Ça commence très fort. L’Argentin ouvre son film sur une note tapageuse et surexcitante. Un soir de Saint-Sylvestre, alors que les nantis de Baltimore sabrent le champagne sur les rooftops de la ville, un sniper invisible commence à tirer sur des gens au hasard. Szifron impose d’emblée un passionnant suspense « géométrique », jouant sur les perspectives, les lignes de fuite, les rotations dans l’axe, l’architecture urbaine, la sensation de vertige. En une poignée de minutes sans dialogue, seulement rythmées par les bruits de la fête, l’impact des balles et les cris de panique des quidams, un univers entier est quadrillé. La solitude urbaine, les différentes strates sociales, une détresse existentielle diffuse… Tout est formulé par une mise en scène à la fois démiurgique et ludique, qui entend, dans sa fluidité graphique, ordonnancer le chaos du monde. Le titre français du film, un chouïa plus sophistiqué et moins programmatique que l’original (To Catch A Killer), introduit d’emblée un soupçon de réflexion sociétale, l’amorce d’un discours sur l’Amérique des tueurs de masse, tout en affirmant qu’on est face à un vrai film d’auteur, le nouvel opus d’un moraliste qui scrute la sauvagerie bouillonnant sous la surface policée de la civilisation.

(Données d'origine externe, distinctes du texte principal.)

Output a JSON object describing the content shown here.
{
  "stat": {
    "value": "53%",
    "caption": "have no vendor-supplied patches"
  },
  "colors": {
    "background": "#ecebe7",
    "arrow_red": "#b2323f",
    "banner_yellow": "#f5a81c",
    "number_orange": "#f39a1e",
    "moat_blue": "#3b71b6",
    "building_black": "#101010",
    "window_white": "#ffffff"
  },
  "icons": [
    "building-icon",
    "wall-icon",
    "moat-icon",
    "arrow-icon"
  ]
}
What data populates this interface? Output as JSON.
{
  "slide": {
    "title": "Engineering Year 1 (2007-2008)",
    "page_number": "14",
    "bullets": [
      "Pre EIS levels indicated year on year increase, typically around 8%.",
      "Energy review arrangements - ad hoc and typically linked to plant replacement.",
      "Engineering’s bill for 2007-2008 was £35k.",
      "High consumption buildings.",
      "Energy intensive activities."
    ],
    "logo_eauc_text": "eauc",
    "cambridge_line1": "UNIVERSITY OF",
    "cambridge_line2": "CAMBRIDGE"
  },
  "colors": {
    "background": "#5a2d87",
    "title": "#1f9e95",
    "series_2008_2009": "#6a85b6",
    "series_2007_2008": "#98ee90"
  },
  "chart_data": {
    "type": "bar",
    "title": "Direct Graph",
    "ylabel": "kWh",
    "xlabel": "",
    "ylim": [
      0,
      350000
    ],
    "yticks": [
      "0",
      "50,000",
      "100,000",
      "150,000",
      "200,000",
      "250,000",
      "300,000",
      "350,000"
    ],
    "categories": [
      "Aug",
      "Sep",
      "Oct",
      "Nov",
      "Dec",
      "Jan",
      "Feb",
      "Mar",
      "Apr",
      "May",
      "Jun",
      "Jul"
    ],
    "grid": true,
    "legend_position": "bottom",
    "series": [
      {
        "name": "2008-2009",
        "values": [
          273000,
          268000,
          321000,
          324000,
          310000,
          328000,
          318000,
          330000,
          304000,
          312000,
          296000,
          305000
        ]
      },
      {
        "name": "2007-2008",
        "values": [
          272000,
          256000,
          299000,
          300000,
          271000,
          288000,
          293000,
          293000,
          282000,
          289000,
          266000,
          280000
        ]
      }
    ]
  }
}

L’enquête pour attraper le « mass murderer », constellée de séquences sous tension, formellement brillantes, sera aussi le portrait croisé de deux flics : Shailene Woodley, en policière novice, et Ben Mendelsohn, super agent du FBI tiré à quatre épingles. Le vieux grigou et la « rookie » sont des archétypes rebattus, mais Szifron subvertit les clichés grâce à un scénario subtilement tricoté : le film fait d’abord mine de s’intéresser à elle, la jeune flic aux idées noires, encombrée par son passé, avant de laisser le récit être contaminé par lui, le bulldozer inflexible en guerre permanente contre sa hiérarchie, joué par un Mendelsohn impérial, revenu de ses cabotinages des dernières années. Mais l’idée d’entremêler ces deux portraits comme on observerait les deux faces d’une même pièce, comme Fincher entremêlait ceux des inspecteurs Somerset et Mills dans Seven, ne fonctionne en réalité qu’à moitié. Il manque sans doute à Misanthrope LA scène, l’équivalent du moment où Clarice Starling raconte ses terreurs enfantines à Hannibal Lecter dans Le Silence des Agneaux, pour que le film déploie la puissance émotionnelle qu’il recherche manifestement, et s’élève au-dessus de la case du très bon thriller du samedi soir. Reste le pur plaisir, donc, et le talent de Damian Szifron pour raconter un monde, le nôtre, désespéré et brutal, parfois en un seul plan. Comme celui où Shailene Woodley, perdue dans ses pensées, marche la nuit dans la ville déserte, seulement éclairée par les lumières vulgaires des boutiques de fringues vides, sans âme qui vive.